BookmarkSubscribeRSS Feed
🔒 This topic is solved and locked. Need further help from the community? Please sign in and ask a new question.
jerry898969
Pyrite | Level 9

I have a log file that i need to calculate the time span across rows.

I first have to find a row that finds the In and the out and take those two timestamps and minus them.

The data is all in one character variable at the moment in my sas table.

log_row

"01/01/2010 7:42:25:443 PM","In field:Sec1.tab1.col1"

.

.

.

"01/01/2010 7:42:36:129 PM","Out field:Sec1.tab1.col1"
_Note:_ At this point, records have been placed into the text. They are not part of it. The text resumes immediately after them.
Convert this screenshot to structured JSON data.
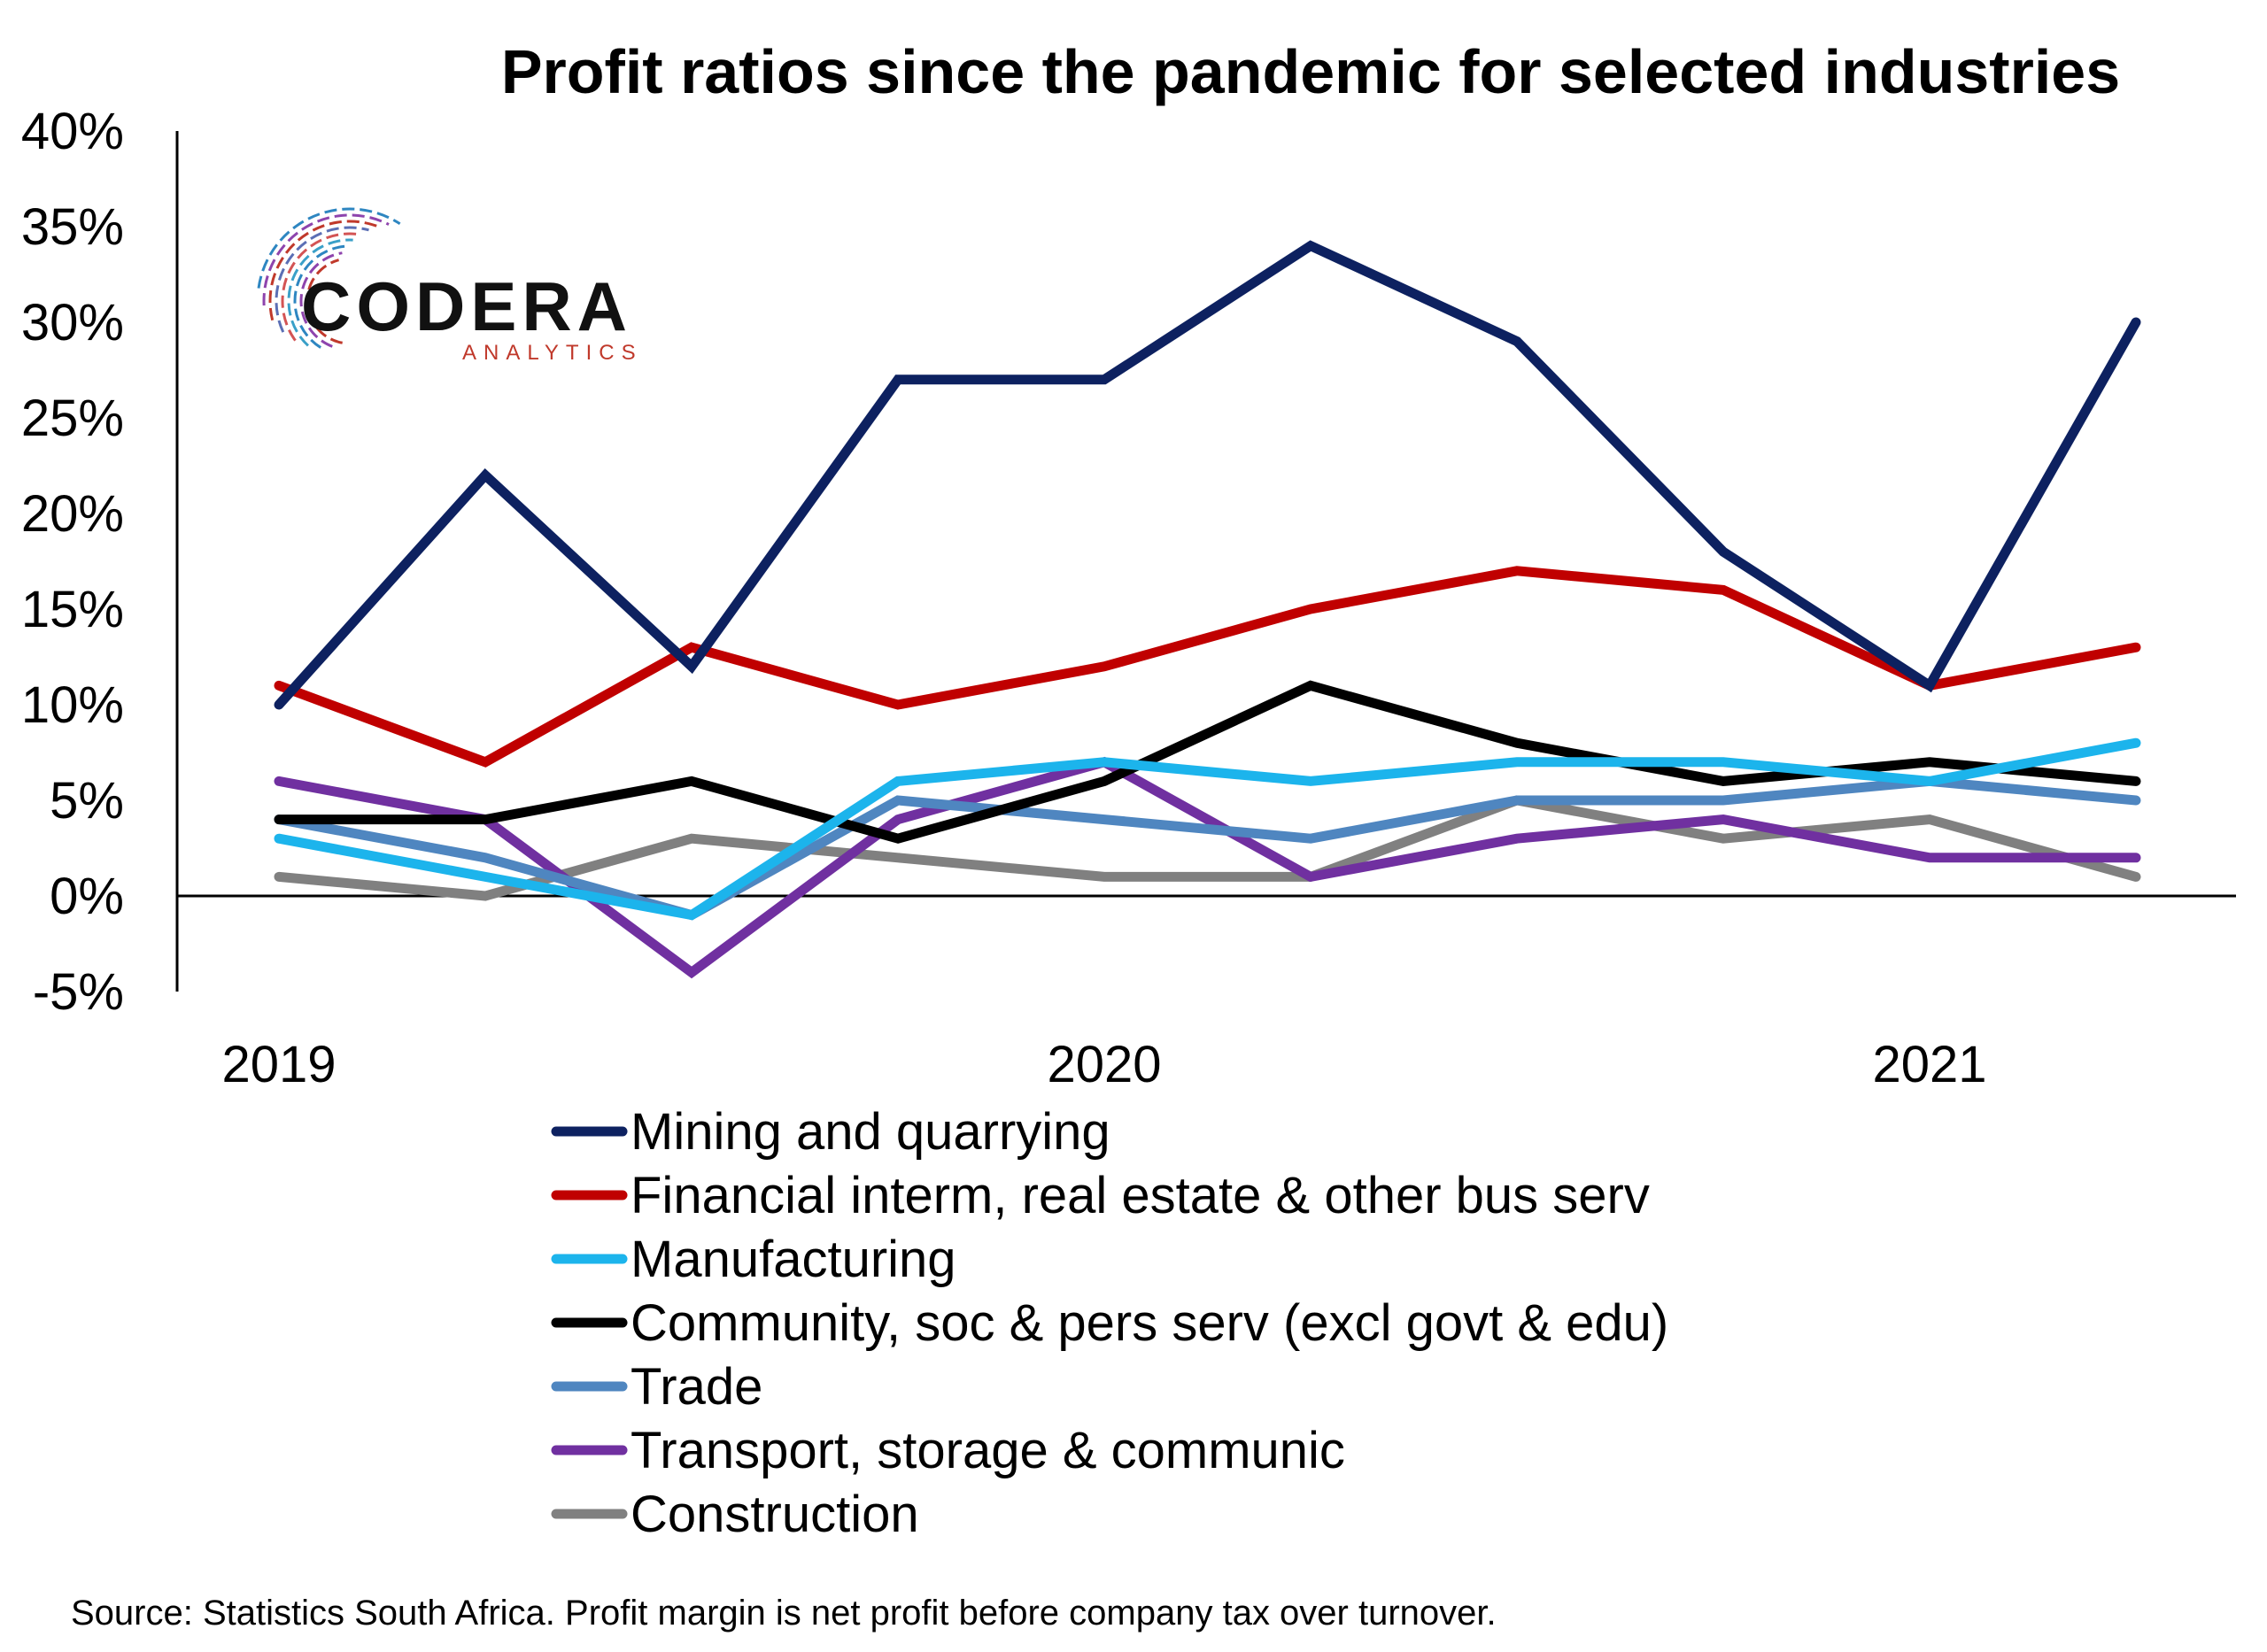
{
  "chart_data": {
    "type": "line",
    "title": "Profit ratios since the pandemic for selected industries",
    "x": [
      "2019Q1",
      "2019Q2",
      "2019Q3",
      "2019Q4",
      "2020Q1",
      "2020Q2",
      "2020Q3",
      "2020Q4",
      "2021Q1",
      "2021Q2"
    ],
    "x_tick_labels": [
      {
        "index": 0,
        "label": "2019"
      },
      {
        "index": 4,
        "label": "2020"
      },
      {
        "index": 8,
        "label": "2021"
      }
    ],
    "y_ticks": [
      "40%",
      "35%",
      "30%",
      "25%",
      "20%",
      "15%",
      "10%",
      "5%",
      "0%",
      "-5%"
    ],
    "y_tick_values": [
      40,
      35,
      30,
      25,
      20,
      15,
      10,
      5,
      0,
      -5
    ],
    "ylim": [
      -5,
      40
    ],
    "grid": false,
    "legend_position": "bottom",
    "series": [
      {
        "name": "Mining and quarrying",
        "color": "#0d2160",
        "values": [
          10,
          22,
          12,
          27,
          27,
          34,
          29,
          18,
          11,
          30
        ]
      },
      {
        "name": "Financial interm, real estate & other bus serv",
        "color": "#c00000",
        "values": [
          11,
          7,
          13,
          10,
          12,
          15,
          17,
          16,
          11,
          13
        ]
      },
      {
        "name": "Manufacturing",
        "color": "#1cb4ec",
        "values": [
          3,
          1,
          -1,
          6,
          7,
          6,
          7,
          7,
          6,
          8
        ]
      },
      {
        "name": "Community, soc & pers serv  (excl  govt & edu)",
        "color": "#000000",
        "values": [
          4,
          4,
          6,
          3,
          6,
          11,
          8,
          6,
          7,
          6
        ]
      },
      {
        "name": "Trade",
        "color": "#4f86c0",
        "values": [
          4,
          2,
          -1,
          5,
          4,
          3,
          5,
          5,
          6,
          5
        ]
      },
      {
        "name": "Transport, storage & communic",
        "color": "#7030a0",
        "values": [
          6,
          4,
          -4,
          4,
          7,
          1,
          3,
          4,
          2,
          2
        ]
      },
      {
        "name": "Construction",
        "color": "#808080",
        "values": [
          1,
          0,
          3,
          2,
          1,
          1,
          5,
          3,
          4,
          1
        ]
      }
    ]
  },
  "logo": {
    "name": "CODERA",
    "sub": "ANALYTICS",
    "accent_red": "#c0392b",
    "accent_blue": "#3aa0c8"
  },
  "source": "Source: Statistics South Africa. Profit margin is net profit before company tax over turnover."
}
I need my end result to be

Field                 Duration

Sec1.tab1.col1  0:00:10:686

I'm not sure where to start with the datetime since it is a character string. Any help would be appreciated.

Thank you

1 ACCEPTED SOLUTION

Accepted Solutions
Tom
Super User Tom
Super User

Both datetime and time values are stored as the number of seconds. So the trick of adding '12:00't to add 12 hours will work the same for a time variable as it does for a datetime variable. If time='12:00't and ampm='PM' then do NOT add the 12 hours.

if time < '12:00't and ampm='PM' then time+'12:00't ;

It is easier to calculate differences that might cross midnight if you convert your date and time variables into a datetime value.  To calculate the difference from SDATE/STIME to EDATE/ETIME you could use this formula.

diff = dhms(edate,0,0,etime) - dhms(sdate,0,0,stime) ;

View solution in original post

18 REPLIES 18
Astounding
PROC Star

jerry,

There will still be many details to take care of ... assigning intelligent lengths to variables, converting character strings to numerics, and actually making the calculations.  But here is how you can retrieve the pieces from LOG_ROW.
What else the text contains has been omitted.